A celeuma do despacho de bagagem

O retorno da gratuidade para despachar malas é um retrocesso e dá a justificativa perfeita para as companhias aéreas seguirem aumentando o preço das passagens

Quando a cobrança pelo despacho de bagagens no Brasil começou a valer em 2017 houve uma certa algazarra. As companhias aéreas comemoram e chegaram a garantir que o preço da passagem aérea cairia. Os passageiros, por outro lado, chiaram, afinal não estavam acostumados com isso por aqui, e ficaram desconfiados sobre a promessa das empresas de redução da tarifa.

Como geralmente ocorre no Brasil, quem sai perdendo é o consumidor, ou seja, o passageiro. E dessa vez nem foi pela cobrança do despacho de bagagem em si, mas pelo fato de que o preço da passagem não caiu como alardearam as companhias aéreas. Segundo elas, não foi possível reduzir a tarifa porque os custos no período subiram com a crise no país — foi logo após o impeachment da ex-presidente Dilma Rousseff — e com o aumento do dólar, e era necessário cobrir esses prejuízos.

A mesma justificativa de sempre. E que está sempre pronta para ser usada. Veio a pandemia, e a justificativa serve. A Guerra da Ucrânia veio, e novamente essa justificativa. É uma crise atrás da outra e sempre a mesma justificativa. O certo é que a economia brasileira não é confiável e sempre estaremos em um cenário em que essa justificativa vai se encaixar.

Sei muito bem que a aviação comercial é um setor extremamente complexo. No Brasil ainda mais. Temos diversas questões que encarecem essa indústria, especialmente porque é afetada diretamente pelo câmbio e pelo preço do barril de petróleo. Cerca de metade dos custos das aéreas locais são afetados pelo dólar.

Mas desde então, o setor aéreo brasileiro teve alguns avanços nas demandas econômicas.

Até 2019, a participação estrangeira nas companhias aéreas nacionais não poderia ultrapassar 20%. Uma mudança na legislação aumentou esse limite para 100%, o que permitiu uma entrada maior de recursos. Essa era uma demanda antiga do setor.

O ICMS sobre o querosene de aviação, se não caiu uniformemente nos estados, foi reduzido após acordos específicos. No Paraná, por exemplo, as empresas são beneficiadas com a redução da alíquota ao passo que aumentam as rotas e destinos no estado, o que vem ocorrendo há anos.

A própria possibilidade de cobrar pelo despacho de bagagens era um pedido antigo, bem como a cobrança pela marcação de assentos. Isso era há muito tempo esperado pelo setor para alinhar o Brasil à realidade internacional — as low costs europeias, como a Ryanair e Easyjet, só existem por causa disso.

A infraestrutura aeroportuária também melhorou de 2017 para cá, após a concessão de dezenas de terminais em todo o Brasil. Mais recentemente, o governo zerou o imposto sobre o leasing dos aviões, o que é uma baita economia para as companhias aéreas.

Tudo isso para chegarmos à Medida Provisória 1.089/21, também conhecida como MP do Voo Simples, e que responde a algumas demandas do setor aéreo. A questão é que a Câmara dos Deputados aprovou uma emenda a essa MP que retoma a gratuidade do despacho de bagagens — ainda falta a votação no Senado.

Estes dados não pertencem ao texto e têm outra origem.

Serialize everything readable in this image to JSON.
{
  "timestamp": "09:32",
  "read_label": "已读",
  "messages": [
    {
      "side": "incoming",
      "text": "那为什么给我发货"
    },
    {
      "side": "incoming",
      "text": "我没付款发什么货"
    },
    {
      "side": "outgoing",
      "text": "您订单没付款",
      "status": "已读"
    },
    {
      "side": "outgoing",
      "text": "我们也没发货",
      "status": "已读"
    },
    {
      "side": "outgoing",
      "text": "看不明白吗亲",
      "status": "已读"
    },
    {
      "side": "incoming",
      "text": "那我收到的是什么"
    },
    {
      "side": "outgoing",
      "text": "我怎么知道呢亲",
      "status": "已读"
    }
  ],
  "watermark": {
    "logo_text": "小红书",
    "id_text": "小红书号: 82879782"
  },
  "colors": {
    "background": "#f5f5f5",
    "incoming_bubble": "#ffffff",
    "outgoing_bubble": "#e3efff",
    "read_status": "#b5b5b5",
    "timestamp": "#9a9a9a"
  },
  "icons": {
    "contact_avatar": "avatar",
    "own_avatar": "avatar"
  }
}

Ao mesmo tempo que o setor ganhou, também perdeu. E a volta da gratuidade é um retrocesso, vide que o mundo inteiro vai por outro caminho. E foi isso que permitiu com que companhias aéreas low costs começassem a voar para o Brasil, como a Sky, a JetSmart e a Flybondi. E é o que pode atrair novas empresas a operarem aqui, inclusive no mercado doméstico. Sem a cobrança de bagagens, não há modelo low cost que se sustente.

O que é preciso ser feito é continuar reduzindo o custo Brasil sobre o setor para que não acabe sobrando, como sempre, para o passageiro. E vale uma participação mais ativa do governo na redução de impostos como PIS/Cofins e também uma reforma tributária que dê mais previsibilidade em relação às alíquotas de ICMS sobre o querosene de aviação. De pouco em pouco, é possível tornar o Brasil um terreno mais interessante para as companhias aéreas.

E mesmo com várias demandas do setor sendo atendidas, claramente as companhias aéreas não devem repassar esses avanços ao passageiro. Afinal, sabemos que se a passagem não caiu a partir da cobrança de despacho de bagagens, agora é que não vai cair mesmo. Aliás, é certo que ela vai subir. E voar, ao contrário do que deveria ocorrer, vai continuar sendo uma realidade para uma parcela da população. Quem não voou até agora, vai precisar esperar muito ainda. Infelizmente.